Re: factor analysis
Posted by
Art Kendall on
May 03, 2014; 11:57am
URL: http://spssx-discussion.165.s1.nabble.com/factor-analysis-tp5725781p5725782.html
If you are dealing with
scales, you are mainly interested in what is common among the
set of items that are designed to fit that construct. So you
would use the principal axes form of factor analysis not
principal components which tries to account for the common and
unique variance.
Where did the scales and Items come from? If these are well
established scales the main use of a factor analysis is to check
the scoring key.
what did you use for stopping rule? I.e., how did you decide how
many factors to retain?
Did you use varimax rotation?
Did that item load cleanly on the wrong factor, or did it split
with the factor you thought it belonged on?

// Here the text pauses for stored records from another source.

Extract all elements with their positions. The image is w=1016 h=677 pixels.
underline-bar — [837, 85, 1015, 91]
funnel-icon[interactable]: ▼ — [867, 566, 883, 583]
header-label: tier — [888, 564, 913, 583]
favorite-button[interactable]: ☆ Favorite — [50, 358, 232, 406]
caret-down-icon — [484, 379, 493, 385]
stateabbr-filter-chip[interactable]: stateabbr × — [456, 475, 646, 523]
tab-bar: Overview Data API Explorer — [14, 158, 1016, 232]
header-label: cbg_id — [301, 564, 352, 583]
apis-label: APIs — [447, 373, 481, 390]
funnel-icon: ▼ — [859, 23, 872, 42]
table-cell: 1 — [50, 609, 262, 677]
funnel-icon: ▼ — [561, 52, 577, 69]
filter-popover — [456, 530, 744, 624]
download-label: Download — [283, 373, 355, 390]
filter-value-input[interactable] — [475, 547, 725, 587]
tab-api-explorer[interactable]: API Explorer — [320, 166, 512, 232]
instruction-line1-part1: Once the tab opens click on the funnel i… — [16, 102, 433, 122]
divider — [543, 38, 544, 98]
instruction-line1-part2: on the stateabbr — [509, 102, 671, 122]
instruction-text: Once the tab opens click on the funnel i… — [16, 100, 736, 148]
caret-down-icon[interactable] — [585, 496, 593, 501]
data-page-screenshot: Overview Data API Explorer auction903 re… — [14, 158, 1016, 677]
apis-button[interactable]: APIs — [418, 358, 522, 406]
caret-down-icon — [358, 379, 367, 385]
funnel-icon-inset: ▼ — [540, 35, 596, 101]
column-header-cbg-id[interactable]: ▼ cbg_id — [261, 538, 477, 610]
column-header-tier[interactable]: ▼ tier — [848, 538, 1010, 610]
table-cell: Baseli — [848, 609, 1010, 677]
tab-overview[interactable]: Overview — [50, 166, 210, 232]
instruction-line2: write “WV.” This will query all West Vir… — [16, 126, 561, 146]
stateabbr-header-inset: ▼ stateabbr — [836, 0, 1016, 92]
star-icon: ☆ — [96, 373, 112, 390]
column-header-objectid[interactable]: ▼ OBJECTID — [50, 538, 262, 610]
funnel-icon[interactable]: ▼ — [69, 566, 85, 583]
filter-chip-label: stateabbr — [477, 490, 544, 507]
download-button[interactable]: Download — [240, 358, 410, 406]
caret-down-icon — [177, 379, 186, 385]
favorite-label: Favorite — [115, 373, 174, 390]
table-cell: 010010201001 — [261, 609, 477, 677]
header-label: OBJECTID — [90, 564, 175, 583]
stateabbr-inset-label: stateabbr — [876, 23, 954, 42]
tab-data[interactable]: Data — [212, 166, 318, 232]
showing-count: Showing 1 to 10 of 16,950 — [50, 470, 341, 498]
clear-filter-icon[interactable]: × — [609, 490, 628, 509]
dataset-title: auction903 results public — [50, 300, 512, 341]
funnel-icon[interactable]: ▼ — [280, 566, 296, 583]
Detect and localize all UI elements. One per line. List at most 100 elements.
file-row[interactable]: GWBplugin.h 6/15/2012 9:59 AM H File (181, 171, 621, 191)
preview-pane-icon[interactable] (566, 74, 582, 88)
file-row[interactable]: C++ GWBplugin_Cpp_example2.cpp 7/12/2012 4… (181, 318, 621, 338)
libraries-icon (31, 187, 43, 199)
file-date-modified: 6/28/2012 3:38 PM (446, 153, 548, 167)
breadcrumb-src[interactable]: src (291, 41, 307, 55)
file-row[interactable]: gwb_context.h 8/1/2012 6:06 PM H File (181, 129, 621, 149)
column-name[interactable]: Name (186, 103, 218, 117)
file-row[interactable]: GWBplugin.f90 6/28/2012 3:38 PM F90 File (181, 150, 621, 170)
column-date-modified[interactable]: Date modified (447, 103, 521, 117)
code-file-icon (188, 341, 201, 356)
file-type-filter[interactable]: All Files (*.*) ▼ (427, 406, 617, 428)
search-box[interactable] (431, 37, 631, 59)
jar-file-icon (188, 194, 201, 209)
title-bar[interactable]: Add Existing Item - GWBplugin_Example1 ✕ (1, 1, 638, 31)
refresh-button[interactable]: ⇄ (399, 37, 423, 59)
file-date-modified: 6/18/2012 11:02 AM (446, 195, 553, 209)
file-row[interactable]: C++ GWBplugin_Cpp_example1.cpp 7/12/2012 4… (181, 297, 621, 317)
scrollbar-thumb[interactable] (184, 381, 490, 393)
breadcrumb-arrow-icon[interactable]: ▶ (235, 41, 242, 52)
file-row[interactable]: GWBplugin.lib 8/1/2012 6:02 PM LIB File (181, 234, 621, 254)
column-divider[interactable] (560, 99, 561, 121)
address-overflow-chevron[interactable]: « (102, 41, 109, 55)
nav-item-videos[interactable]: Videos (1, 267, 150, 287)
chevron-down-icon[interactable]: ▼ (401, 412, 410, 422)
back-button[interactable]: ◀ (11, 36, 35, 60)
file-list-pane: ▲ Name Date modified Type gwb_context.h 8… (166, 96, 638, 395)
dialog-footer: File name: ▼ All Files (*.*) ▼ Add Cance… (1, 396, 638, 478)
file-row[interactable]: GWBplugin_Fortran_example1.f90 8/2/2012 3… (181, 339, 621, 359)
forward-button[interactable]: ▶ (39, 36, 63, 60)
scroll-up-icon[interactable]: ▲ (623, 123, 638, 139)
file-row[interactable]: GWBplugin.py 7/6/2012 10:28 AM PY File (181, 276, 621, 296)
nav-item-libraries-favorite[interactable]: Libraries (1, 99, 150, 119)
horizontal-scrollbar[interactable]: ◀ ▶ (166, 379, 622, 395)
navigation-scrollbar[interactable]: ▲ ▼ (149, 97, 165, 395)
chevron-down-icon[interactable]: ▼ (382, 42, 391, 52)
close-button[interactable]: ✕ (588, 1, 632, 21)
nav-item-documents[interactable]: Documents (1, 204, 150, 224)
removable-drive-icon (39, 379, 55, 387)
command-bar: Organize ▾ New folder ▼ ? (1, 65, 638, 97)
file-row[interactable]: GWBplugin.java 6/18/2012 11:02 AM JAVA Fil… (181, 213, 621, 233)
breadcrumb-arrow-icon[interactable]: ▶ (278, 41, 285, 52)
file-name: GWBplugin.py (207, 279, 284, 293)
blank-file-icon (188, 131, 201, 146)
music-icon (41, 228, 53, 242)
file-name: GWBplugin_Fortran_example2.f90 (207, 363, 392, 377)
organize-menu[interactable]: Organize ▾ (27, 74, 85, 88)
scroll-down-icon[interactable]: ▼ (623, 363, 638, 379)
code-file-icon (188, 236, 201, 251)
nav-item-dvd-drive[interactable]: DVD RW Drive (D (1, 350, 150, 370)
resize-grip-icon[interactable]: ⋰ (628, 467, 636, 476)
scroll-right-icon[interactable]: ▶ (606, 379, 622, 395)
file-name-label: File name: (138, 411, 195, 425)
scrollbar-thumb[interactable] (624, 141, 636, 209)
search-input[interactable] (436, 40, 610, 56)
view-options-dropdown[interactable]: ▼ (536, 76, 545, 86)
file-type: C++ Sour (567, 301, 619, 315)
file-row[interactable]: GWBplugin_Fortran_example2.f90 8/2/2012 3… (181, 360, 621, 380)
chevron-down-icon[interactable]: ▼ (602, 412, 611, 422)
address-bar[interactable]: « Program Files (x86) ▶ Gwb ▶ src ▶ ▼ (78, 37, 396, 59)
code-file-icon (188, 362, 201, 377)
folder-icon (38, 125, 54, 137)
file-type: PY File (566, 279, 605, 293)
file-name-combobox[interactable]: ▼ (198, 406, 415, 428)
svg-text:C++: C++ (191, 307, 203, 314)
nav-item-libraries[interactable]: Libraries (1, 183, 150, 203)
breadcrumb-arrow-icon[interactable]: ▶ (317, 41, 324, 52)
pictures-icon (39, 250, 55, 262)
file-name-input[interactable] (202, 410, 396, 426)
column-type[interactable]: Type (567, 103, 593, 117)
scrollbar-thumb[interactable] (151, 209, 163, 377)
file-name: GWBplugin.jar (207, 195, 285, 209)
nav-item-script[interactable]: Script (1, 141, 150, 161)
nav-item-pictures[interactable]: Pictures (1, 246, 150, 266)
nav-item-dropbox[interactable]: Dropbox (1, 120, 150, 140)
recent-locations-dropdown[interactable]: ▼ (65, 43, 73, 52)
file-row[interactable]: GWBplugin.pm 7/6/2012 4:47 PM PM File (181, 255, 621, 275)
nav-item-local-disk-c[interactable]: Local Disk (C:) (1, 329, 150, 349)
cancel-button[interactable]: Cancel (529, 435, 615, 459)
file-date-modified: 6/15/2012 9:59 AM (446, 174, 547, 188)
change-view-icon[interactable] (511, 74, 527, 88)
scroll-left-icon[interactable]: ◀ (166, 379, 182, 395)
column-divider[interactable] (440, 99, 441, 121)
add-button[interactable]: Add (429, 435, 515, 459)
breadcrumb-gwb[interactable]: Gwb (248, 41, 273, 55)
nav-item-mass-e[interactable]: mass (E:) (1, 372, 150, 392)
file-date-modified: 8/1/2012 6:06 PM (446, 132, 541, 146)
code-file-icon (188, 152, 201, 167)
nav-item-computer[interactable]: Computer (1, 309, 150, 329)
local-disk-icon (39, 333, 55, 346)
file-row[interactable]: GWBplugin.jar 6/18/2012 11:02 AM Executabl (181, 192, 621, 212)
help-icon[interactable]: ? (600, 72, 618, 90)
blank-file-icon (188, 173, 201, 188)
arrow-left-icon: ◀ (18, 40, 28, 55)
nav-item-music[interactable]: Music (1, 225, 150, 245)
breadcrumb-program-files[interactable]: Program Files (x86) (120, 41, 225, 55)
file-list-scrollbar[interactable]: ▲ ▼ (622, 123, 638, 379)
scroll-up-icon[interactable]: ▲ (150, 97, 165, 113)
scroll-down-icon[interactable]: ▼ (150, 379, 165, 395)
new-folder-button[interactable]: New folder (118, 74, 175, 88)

Is your group of respondents much different from the group(s) the
scales were originally established on?
How many respondents do you have? Did the scale developers have
large sets of respondents?
Art Kendall
Social Research Consultants
On 5/3/2014 3:54 AM, vonvon [via SPSSX Discussion] wrote:
I have a likerts scale with 5 questions for each
variables. I have 6 variables in total including the DV. I ran the
principle component analysis and my items loaded to the component
is did not belong to.(eg: Q1 should be in the component 1 but the
result showed in component 2)
Am I run the test wrongly or is that any other way to test factor
analysis?
Any question is that correct to run the variable one by one or is
it a must to run all the variables together?